This application is a Continuation of International Application No. PCT/US2023/076699, filed Oct. 12, 2023, and claims the benefit of U.S. Provisional Application No. 63/415,527, filed Oct. 12, 2022. The entire content of the above-identified applications are hereby fully incorporated herein by reference.

This invention was made with government support under Grant No. CA187975 awarded by the National Institutes of Health. The government has certain rights in the invention.

The contents of the electronic sequence listing (“114203-2402_SL.xml”; Size is 21,347 bytes and it was created on Apr. 3, 2025) is herein incorporated by reference in its entirety.

The subject matter disclosed herein is generally directed to compositions for maintaining an interaction program between CD8+ T cells and inflammatory monocyte-macrophages that is differentially active during tumor progression.

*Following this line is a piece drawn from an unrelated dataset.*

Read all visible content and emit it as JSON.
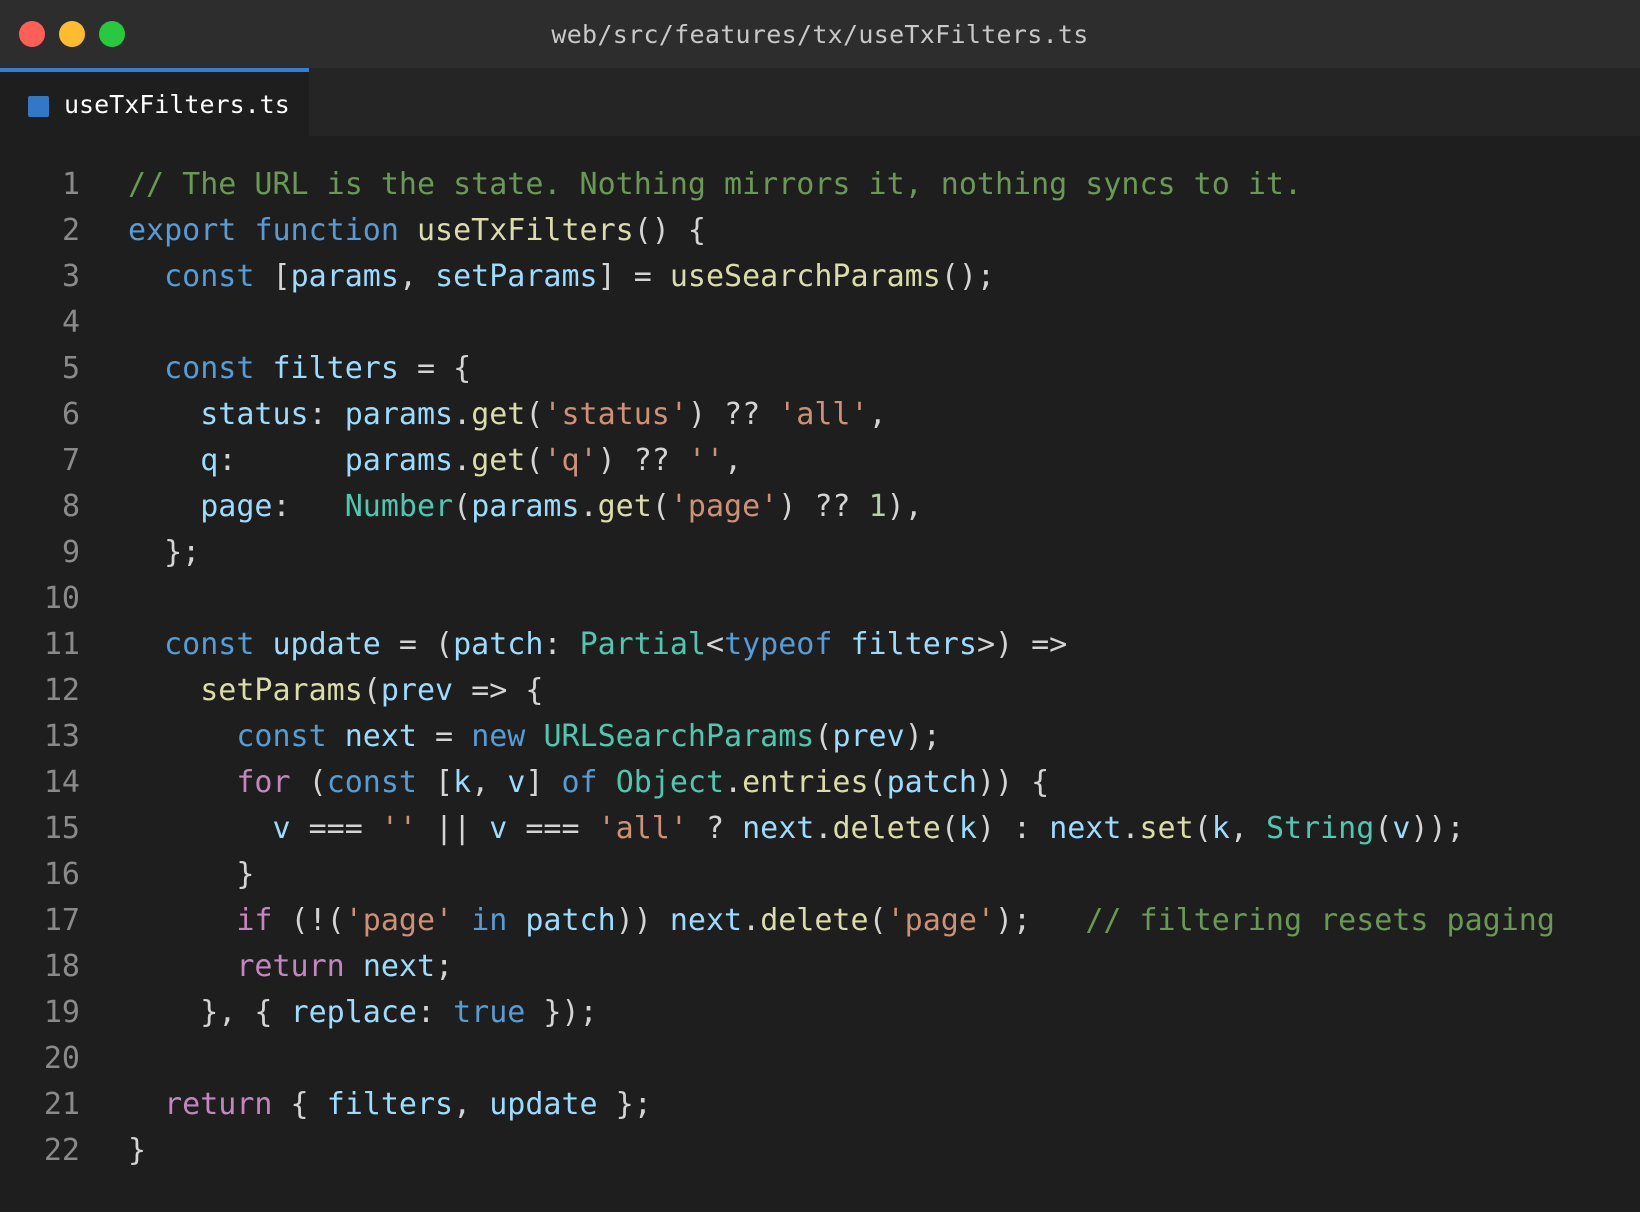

Tumor cellular diversity poses both challenges and opportunities for cancer therapy. Various non-malignant cells comprise the tumor microenvironment. The composition of the microenvironment has an important impact on tumorigenesis and in the modulation of treatment responses. Interactions between cells play crucial roles in the tumor microenvironment. The next wave of therapeutic advances in cancer will likely be accelerated by emerging technologies that systematically assess the malignant, microenvironmental, and immunologic states most likely to inform treatment response and resistance. New tools, such as single-cell genomics, have allowed for mapping single cell types in a tissue. A comprehensive cell atlas makes it possible to catalog all cell types and even subtypes of cells in a tissue, and even distinguish different stages of differentiation and cell states, such as immune cell activation. There is a need to further understand communication between cell types during tumor progression.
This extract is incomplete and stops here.